Die Bestellung des Dr. S. zum Kurator sei jedoch auf Antrag sowie im ausschließlichen Interesse der Rückstellungswerber geschehen, die sonst das Rückstellungsverfahren nicht hätten fortführen können. Daher könne nicht gesagt werden, daß der Abwesenheitskurator eine Tätigkeit zum Vorteil oder Nutzen des Beklagten geleistet habe. Überdies sei der Rückstellungsanspruch ohnedies anerkannt worden. Wohl sei der weitere Antrag der Rückstellungswerber auf Verrechnung und Herausgabe der Erträgnisse abgewiesen worden, doch sei im Rückstellungsverfahren die Vertretung durch einen Rechtsanwalt nicht vorgeschrieben. Die Vertretung durch den Abwesenheitskurator sei dem ohnedies anwesenden Beklagten hinter seinem Rücken und ohne seine nachträgliche Genehmigung aufgedrängt worden. Es liege daher weder ein wirkliches noch ein Quasi-Vollmachtsverhältnis vor, weshalb der Beklagte zur Bezahlung des Honorars nicht verpflichtet sei.

Der Oberste Gerichtshof gab der Revision der klagenden Partei nicht Folge.

Rechtliche Beurteilung

Aus den Entscheidungsgründen:

Es ist zwar richtig, daß - wie das Erstgericht unter Bezugnahme auf die Ausführungen Swobodas in Klang 1. Aufl. II/2 S. 774 f. dargelegt hat - die Vertretungsmacht des Bevollmächtigten nicht nur durch Rechtsgeschäft begrundet werden, sondern auch auf einer gesetzlichen Vorschrift, auf einer Verfügung des Gerichtes oder einer anderen Behörde u. dgl., beruhen kann (§ 1034 ABGB.). Die Verfügung des Gerichtes ist in einem solchen Fall der rechtsgeschäftlichen Bevollmächtigung gleichwertig und gibt dem Bevollmächtigten, wenn dies nach seinem Stand als stillschweigend bedungen gilt, einen Belohnungsanspruch (§ 1004 ABGB.), bei dessen Bemessung - wenn der Kurator Rechtsanwalt ist - auf den Rechtsanwaltstarif Bedacht zu nehmen ist (3 Ob 703/50).

Es trifft auch zu, daß trotz der Bestimmung des § 10 ZPO., derzufolge die notwendigen Prozeßkosten eines Kurators von der Partei zu tragen sind, durch deren Prozeßhandlung die Bestellung veranlaßt wurde, der Kurator seinen Belohnungsanspruch, wenn er etwa beim Prozeßgegner uneinbringlich ist, nach den Bestimmungen des bürgerlichen Rechtes gegenüber dem Kuranden geltend machen kann (vgl. Fasching, Kommentar zu den Zivilprozeßgesetzen, II S. 173 f. Anm. 5 zu § 10 ZPO.).

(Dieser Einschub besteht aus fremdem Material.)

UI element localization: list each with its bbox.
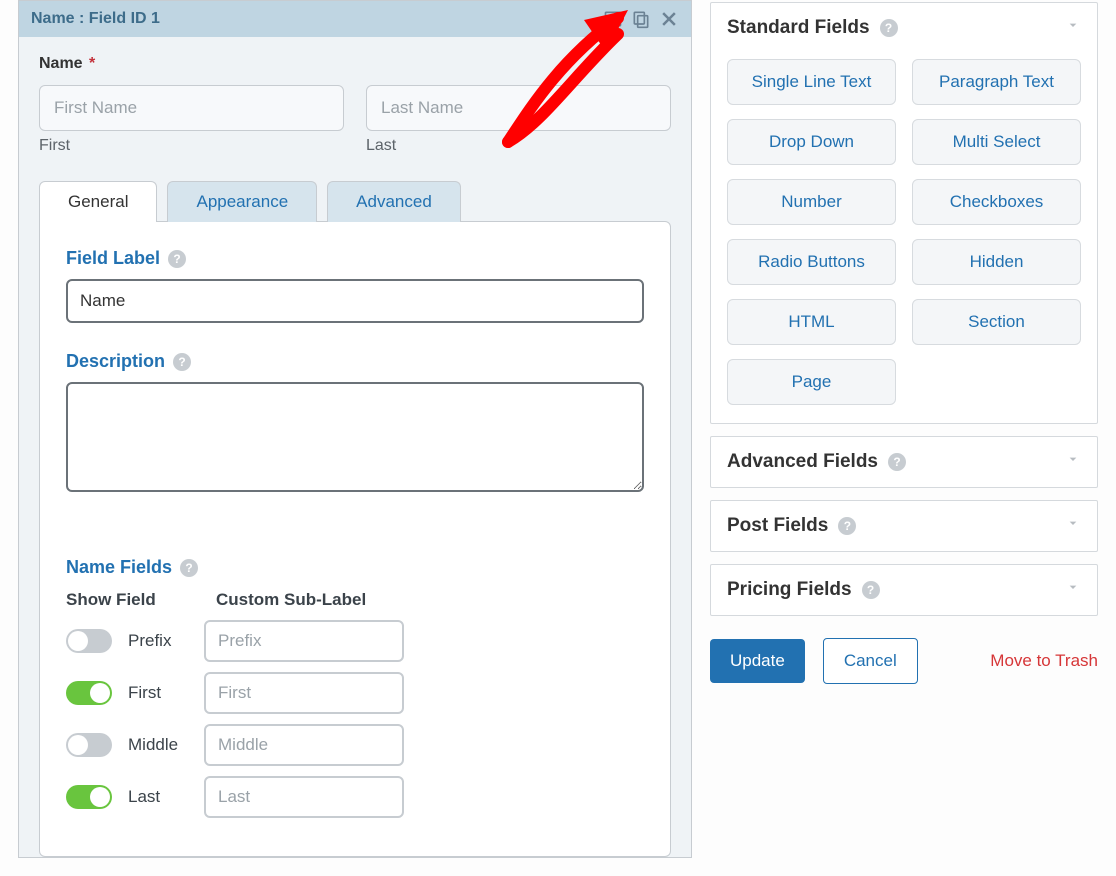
field-type-button[interactable]: Hidden	[912, 239, 1081, 285]
help-icon[interactable]: ?	[173, 353, 191, 371]
sublabel-input-first[interactable]	[204, 672, 404, 714]
help-icon[interactable]: ?	[888, 453, 906, 471]
tab-panel-general: Field Label ? Description ? Name Fields …	[39, 221, 671, 857]
panel-advanced-fields: Advanced Fields ?	[710, 436, 1098, 488]
name-field-row-last: Last	[66, 776, 644, 818]
field-label-heading: Field Label	[66, 248, 160, 269]
help-icon[interactable]: ?	[838, 517, 856, 535]
col-custom-sublabel: Custom Sub-Label	[216, 590, 366, 610]
tab-general[interactable]: General	[39, 181, 157, 222]
toggle-last[interactable]	[66, 785, 112, 809]
name-field-row-middle: Middle	[66, 724, 644, 766]
field-type-button[interactable]: Drop Down	[727, 119, 896, 165]
row-label: Middle	[128, 735, 188, 755]
row-label: First	[128, 683, 188, 703]
panel-title: Post Fields	[727, 515, 828, 537]
cancel-button[interactable]: Cancel	[823, 638, 918, 684]
duplicate-icon[interactable]	[631, 9, 651, 29]
chevron-down-icon[interactable]	[1065, 579, 1081, 601]
panel-pricing-fields-header[interactable]: Pricing Fields ?	[711, 565, 1097, 615]
field-label-input[interactable]	[66, 279, 644, 323]
field-header[interactable]: Name : Field ID 1	[19, 1, 691, 37]
first-name-sublabel: First	[39, 137, 344, 155]
toggle-prefix[interactable]	[66, 629, 112, 653]
row-label: Last	[128, 787, 188, 807]
last-name-sublabel: Last	[366, 137, 671, 155]
tab-appearance[interactable]: Appearance	[167, 181, 317, 222]
help-icon[interactable]: ?	[880, 19, 898, 37]
name-field-row-first: First	[66, 672, 644, 714]
sublabel-input-prefix[interactable]	[204, 620, 404, 662]
form-actions: Update Cancel Move to Trash	[710, 638, 1098, 684]
sublabel-input-last[interactable]	[204, 776, 404, 818]
chevron-down-icon[interactable]	[1065, 451, 1081, 473]
panel-post-fields: Post Fields ?	[710, 500, 1098, 552]
move-to-trash-link[interactable]: Move to Trash	[990, 651, 1098, 671]
field-type-button[interactable]: Page	[727, 359, 896, 405]
field-card: Name : Field ID 1	[18, 0, 692, 858]
panel-title: Pricing Fields	[727, 579, 852, 601]
description-heading: Description	[66, 351, 165, 372]
first-name-input[interactable]	[39, 85, 344, 131]
panel-post-fields-header[interactable]: Post Fields ?	[711, 501, 1097, 551]
field-type-button[interactable]: Radio Buttons	[727, 239, 896, 285]
tab-advanced[interactable]: Advanced	[327, 181, 461, 222]
toggle-first[interactable]	[66, 681, 112, 705]
field-type-button[interactable]: Number	[727, 179, 896, 225]
name-fields-rows: Prefix First Middle Last	[66, 620, 644, 818]
toggle-middle[interactable]	[66, 733, 112, 757]
field-type-button[interactable]: Section	[912, 299, 1081, 345]
field-preview-label: Name *	[39, 55, 671, 73]
required-asterisk: *	[89, 55, 95, 72]
col-show-field: Show Field	[66, 590, 186, 610]
field-type-button[interactable]: Paragraph Text	[912, 59, 1081, 105]
help-icon[interactable]: ?	[180, 559, 198, 577]
panel-pricing-fields: Pricing Fields ?	[710, 564, 1098, 616]
field-header-title: Name : Field ID 1	[31, 10, 160, 28]
sublabel-input-middle[interactable]	[204, 724, 404, 766]
row-label: Prefix	[128, 631, 188, 651]
panel-standard-fields-header[interactable]: Standard Fields ?	[711, 3, 1097, 53]
help-icon[interactable]: ?	[168, 250, 186, 268]
name-field-row-prefix: Prefix	[66, 620, 644, 662]
help-icon[interactable]: ?	[862, 581, 880, 599]
field-type-button[interactable]: Checkboxes	[912, 179, 1081, 225]
chevron-down-icon[interactable]	[1065, 17, 1081, 39]
update-button[interactable]: Update	[710, 639, 805, 683]
standard-fields-grid: Single Line Text Paragraph Text Drop Down M…	[727, 59, 1081, 405]
panel-title: Standard Fields	[727, 17, 870, 39]
panel-standard-fields: Standard Fields ? Single Line Text Paragr…	[710, 2, 1098, 424]
last-name-input[interactable]	[366, 85, 671, 131]
panel-title: Advanced Fields	[727, 451, 878, 473]
collapse-icon[interactable]	[603, 9, 623, 29]
chevron-down-icon[interactable]	[1065, 515, 1081, 537]
panel-advanced-fields-header[interactable]: Advanced Fields ?	[711, 437, 1097, 487]
settings-tabs: General Appearance Advanced	[39, 181, 671, 222]
close-icon[interactable]	[659, 9, 679, 29]
name-fields-heading: Name Fields	[66, 557, 172, 578]
field-preview-label-text: Name	[39, 55, 83, 72]
field-type-button[interactable]: Single Line Text	[727, 59, 896, 105]
description-input[interactable]	[66, 382, 644, 492]
field-type-button[interactable]: HTML	[727, 299, 896, 345]
field-type-button[interactable]: Multi Select	[912, 119, 1081, 165]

Alle diese Erwägungen setzen aber eine wirksame Kuratorbestellung voraus. Eine solche liegt hier nicht vor, da das ganze Kuratelsverfahren für nichtig erklärt und der Antrag auf Bestellung eines Kurators abgewiesen wurde. Es muß somit davon ausgegangen werden, daß Dr. Siegmund S. niemals der Kurator des Beklagten war. Damit fehlt jede Grundlage für einen Kostenersatzanspruch des Dr. S. gegen den Beklagten. Eine analoge Heranziehung der Bestimmungen der §§ 1002 ff. ABGB., wie das Erstgericht sie vorgenommen hat, muß deswegen außer Betracht bleiben, weil gerade die entscheidende Voraussetzung für die Anwendung dieser Bestimmungen, nämlich die wirksame Begründung eines Vollmachtsverhältnisses, fehlt.

Die klagende Partei kann sich auch nicht darauf berufen, daß Dr. S. auf Grund des gerichtlichen Bestellungsdekretes zum Handeln berechtigt und verpflichtet war, da er als Rechtsanwalt hätte erkennen können, daß eine solche Bestellung nicht in die Befugnis eines Rechtspflegers fällt, sondern nur durch einen Richter vorgenommen werden darf.

Daß die Genehmigung der Prozeßhandlungen des Dr. S. durch den Beklagten kein Anerkenntnis des Belohnungsanspruches darstellt, haben beide Untergerichte zutreffend dargelegt. Diese Genehmigung bedeutet nur einen prozessualen Verzicht gegenüber dem Gericht auf Neudurchführung des nichtigen Verfahrens. Ein Anerkenntnis des Belohnungsanspruches des Dr. S. könnte darin gemäß § 863 ABGB. nur dann erblickt werden, wenn das Gesamtverhalten des Beklagten bei Überlegung aller Umstände keinen vernünftigen Grund, daran zu zweifeln, übrig ließe, daß er damit ein solches Anerkenntnis abgeben wollte. Dies trifft aber umso weniger zu, als er im Pflegschaftsakt, wo gerade der Belohnungsanspruch des Dr. S. zur Erörterung stand und der Beklagte zur Äußerung hiezu aufgefordert wurde, die Anerkennung eines solchen ausdrücklich abgelehnt hat.